How did this happen?
The official word from CrowdStrike on the day of the outage was that it "…was caused by a defect found in a Falcon [cyber security software] content update…". As content updates are routinely made by IT vendors without such significant unintended consequences, many in the IT industry have started to question whether the issue was a lack of testing of the update before the roll out and whether the approach to roll out was flawed, neither of which we yet have the answer to. In the meantime, what we do know already is of real interest for all organisations, as the ability for updates and patches to be pushed centrally to systems around the world is generally considered to be a great benefit of connected systems and cloud hosted solutions; however, in this case, it was instead the cause of the problem.
IT contracts, particularly for cloud services, often do not deal with the releasing of patches and updates in detail, in fact the focus is more likely to be on requiring the supplier to patch and update to keep the solution current (particularly important in the cyber security space to deal with rapidly evolving threats). Cloud hosted or centrally managed solutions allow central control, with customers relying on the vendor to manage this and "push" updates out to systems without any physical interaction. A customer may not even be notified, unless downtime or other system changes are required to carry out the update. This is an agile, efficient and cost-effective method but, as has been shown, is not without risks.
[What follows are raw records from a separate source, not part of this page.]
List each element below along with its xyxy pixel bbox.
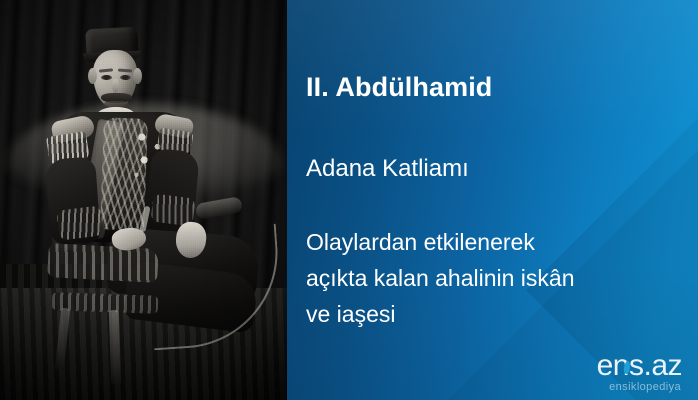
- ear-right: [133, 68, 142, 84]
- ear-left: [88, 68, 97, 84]
- body-line-2: açıkta kalan ahalinin iskân: [306, 260, 686, 296]
- brand-logo[interactable]: ens.az ensiklopediya: [597, 351, 682, 393]
- body-text: Olaylardan etkilenerek açıkta kalan ahal…: [306, 224, 686, 332]
- page-subtitle: Adana Katliamı: [306, 157, 469, 181]
- body-line-3: ve iaşesi: [306, 296, 686, 332]
- seated-figure: [0, 0, 287, 400]
- promo-card: II. Abdülhamid Adana Katliamı Olaylardan…: [0, 0, 698, 400]
- sabre-blade: [146, 224, 284, 351]
- chair-leg-front: [55, 308, 70, 371]
- chair-armrest: [195, 196, 243, 220]
- eye-left: [101, 75, 112, 80]
- page-title: II. Abdülhamid: [306, 74, 492, 101]
- nose: [112, 79, 119, 93]
- cuff-left: [56, 205, 103, 240]
- logo-tagline: ensiklopediya: [597, 382, 681, 393]
- portrait-photo: [0, 0, 287, 400]
- logo-wordmark: ens.az: [597, 351, 682, 381]
- chair-leg-center: [109, 310, 122, 384]
- eye-right: [120, 75, 131, 80]
- chair-seat: [47, 243, 159, 283]
- logo-wordmark-text: ens.az: [597, 349, 682, 382]
- blue-content-panel: II. Abdülhamid Adana Katliamı Olaylardan…: [287, 0, 698, 400]
- text-block: II. Abdülhamid Adana Katliamı Olaylardan…: [306, 0, 698, 400]
- body-line-1: Olaylardan etkilenerek: [306, 224, 686, 260]
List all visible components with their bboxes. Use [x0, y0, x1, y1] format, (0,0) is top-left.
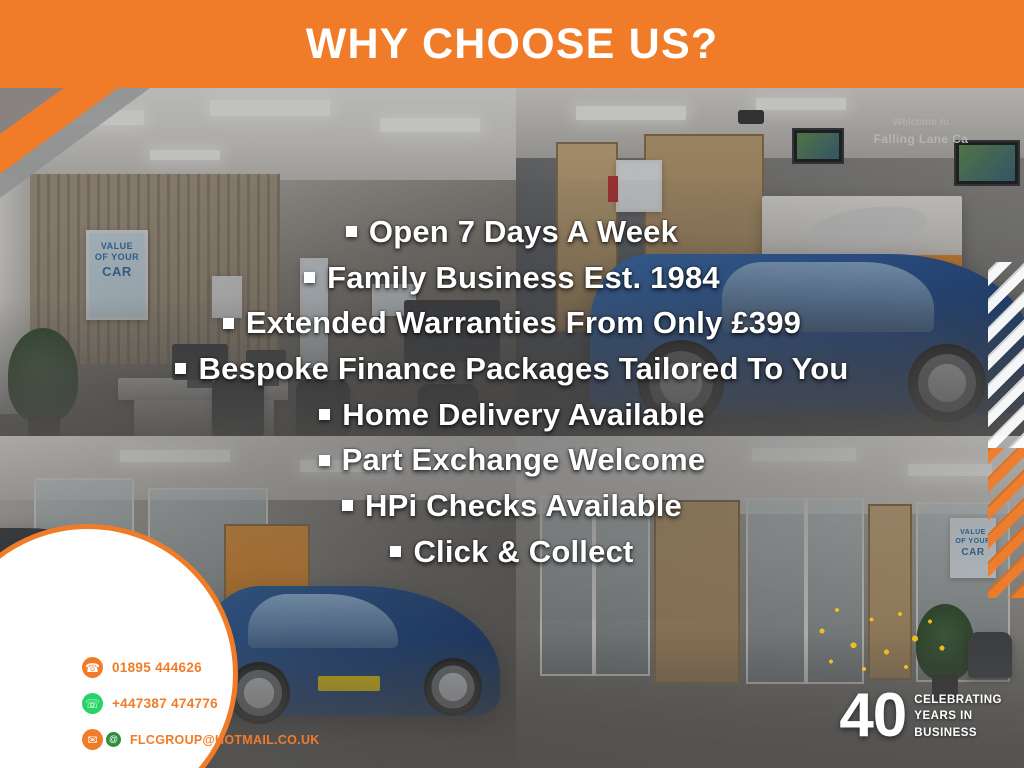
contact-phone[interactable]: ☎ 01895 444626	[82, 657, 312, 678]
whatsapp-icon: ☏	[82, 693, 103, 714]
whatsapp-number: +447387 474776	[112, 696, 218, 711]
list-item: Extended Warranties From Only £399	[223, 303, 801, 343]
bullet-square-icon	[175, 363, 186, 374]
list-item: Bespoke Finance Packages Tailored To You	[175, 349, 848, 389]
email-address: FLCGROUP@HOTMAIL.CO.UK	[130, 733, 320, 747]
at-sign-icon: @	[106, 732, 121, 747]
list-item: Part Exchange Welcome	[319, 440, 706, 480]
bullet-square-icon	[390, 546, 401, 557]
badge-line-1: CELEBRATING	[914, 692, 1002, 709]
list-item-label: HPi Checks Available	[365, 486, 682, 526]
list-item: Click & Collect	[390, 532, 633, 572]
bullet-square-icon	[304, 272, 315, 283]
phone-number: 01895 444626	[112, 660, 202, 675]
list-item: Open 7 Days A Week	[346, 212, 678, 252]
list-item-label: Open 7 Days A Week	[369, 212, 678, 252]
corner-decoration-top-left	[0, 88, 150, 198]
contact-email[interactable]: ✉ @ FLCGROUP@HOTMAIL.CO.UK	[82, 729, 312, 750]
bullet-square-icon	[346, 226, 357, 237]
list-item-label: Click & Collect	[413, 532, 633, 572]
list-item-label: Part Exchange Welcome	[342, 440, 706, 480]
phone-icon: ☎	[82, 657, 103, 678]
contact-whatsapp[interactable]: ☏ +447387 474776	[82, 693, 312, 714]
list-item-label: Family Business Est. 1984	[327, 258, 720, 298]
anniversary-badge: 40 CELEBRATING YEARS IN BUSINESS	[839, 691, 1002, 742]
badge-text: CELEBRATING YEARS IN BUSINESS	[914, 692, 1002, 742]
bullet-square-icon	[319, 455, 330, 466]
benefits-list: Open 7 Days A Week Family Business Est. …	[0, 212, 1024, 571]
list-item-label: Home Delivery Available	[342, 395, 704, 435]
poster-canvas: VALUE OF YOUR CAR	[0, 0, 1024, 768]
badge-line-3: BUSINESS	[914, 725, 1002, 742]
list-item: Family Business Est. 1984	[304, 258, 720, 298]
page-title: WHY CHOOSE US?	[306, 20, 719, 69]
bullet-square-icon	[223, 318, 234, 329]
bullet-square-icon	[319, 409, 330, 420]
contact-details: ☎ 01895 444626 ☏ +447387 474776 ✉ @ FLCG…	[82, 657, 312, 750]
list-item-label: Extended Warranties From Only £399	[246, 303, 801, 343]
email-icon: ✉	[82, 729, 103, 750]
email-icon-pair: ✉ @	[82, 729, 121, 750]
list-item: Home Delivery Available	[319, 395, 704, 435]
list-item-label: Bespoke Finance Packages Tailored To You	[198, 349, 848, 389]
list-item: HPi Checks Available	[342, 486, 682, 526]
bullet-square-icon	[342, 500, 353, 511]
header-band: WHY CHOOSE US?	[0, 0, 1024, 88]
badge-line-2: YEARS IN	[914, 708, 1002, 725]
corner-triangle-cut	[0, 88, 64, 134]
badge-number: 40	[839, 691, 906, 742]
These benefits, coupled with: (i) many customers focusing on the "big", more obvious contractual issues (e.g. liability and termination rights, as evidenced in AG's Technology & Outsourcing Risk Report 2024 – which you can request a copy of here); and (ii) major IT and cloud vendors generally being reluctant to negotiate, has put customers on the back foot. As noted in our 2024 Report, the continued complexity of systems and the inter-operability of these systems, is expected to be a growing challenge, something that the CrowdStrike incident would appear to validate. All, or a combination of, extensive testing prior to deployment, initial runs in a test environment and phased roll out, are measures we would expect to see to protect from any defects in the update.
These protections should be included in the contract and, as importantly, actively managed by the customer. The outsourcing of IT systems, shift to cloud solutions and reliance on third party vendors does not outsource the risk of an issue, something unfortunately which those enterprises impacted by the IT outage are well aware of. Even if contractual protections are included, there may be little to gain in enforcing them after the event. We would expect organisations to assess their position in the wake of the CrowdStrike incident (particularly as details of the cause become clearer).
Practical steps
As businesses around the world look inwards, as well as outwards, in considering how to prevent, or at least mitigate the impact of, such an outage in the future, there are some points to think about:
- Notice: How much notice are you being provided with before a patch/update is released? Does this provide sufficient time to carry out system testing?
- Testing: Do you have a clear release process in place which manages the release of patches/updates, with steps of how you can engage in the process and request support from vendors? A phased release approach could have potentially avoided some of the issues experienced on Friday, as part of the CrowdStrike update.
- Obligation to test: Do your cloud subscriptions include a clear obligation on the vendors to manage release of patches/updates in such a way that they will ensure it does not impact the service? Do you understand the release processes utilised by your vendors to support your key systems?
- Support: What level of commitment have you got from your vendors if there is a critical outage, particularly one that is impacting multiple customers? Is there enhanced support following any update or patch?
- Business Continuity and Disaster Recovery: Do your plans cover situations where there is a need to manage a failed patch/update? We would commonly see customers look to roll-back to the previous version, but is there a contingency if physical intervention is required (as appears to be the case in this instance), for example for device or system re-boots.
- Current Version: If the software being updated is not a cloud service, then there is a likelihood that you as a customer would not be obligated to be on the most recent version, and instead be permitted to stay two, or more, versions behind the current version. This providing time to test, and plan, the release of any updates or new versions of the software. For minor releases and patches, there may only be an obligation to take these where they are seen as critical patches, i.e. required to fix vulnerabilities, rather than increase functionality.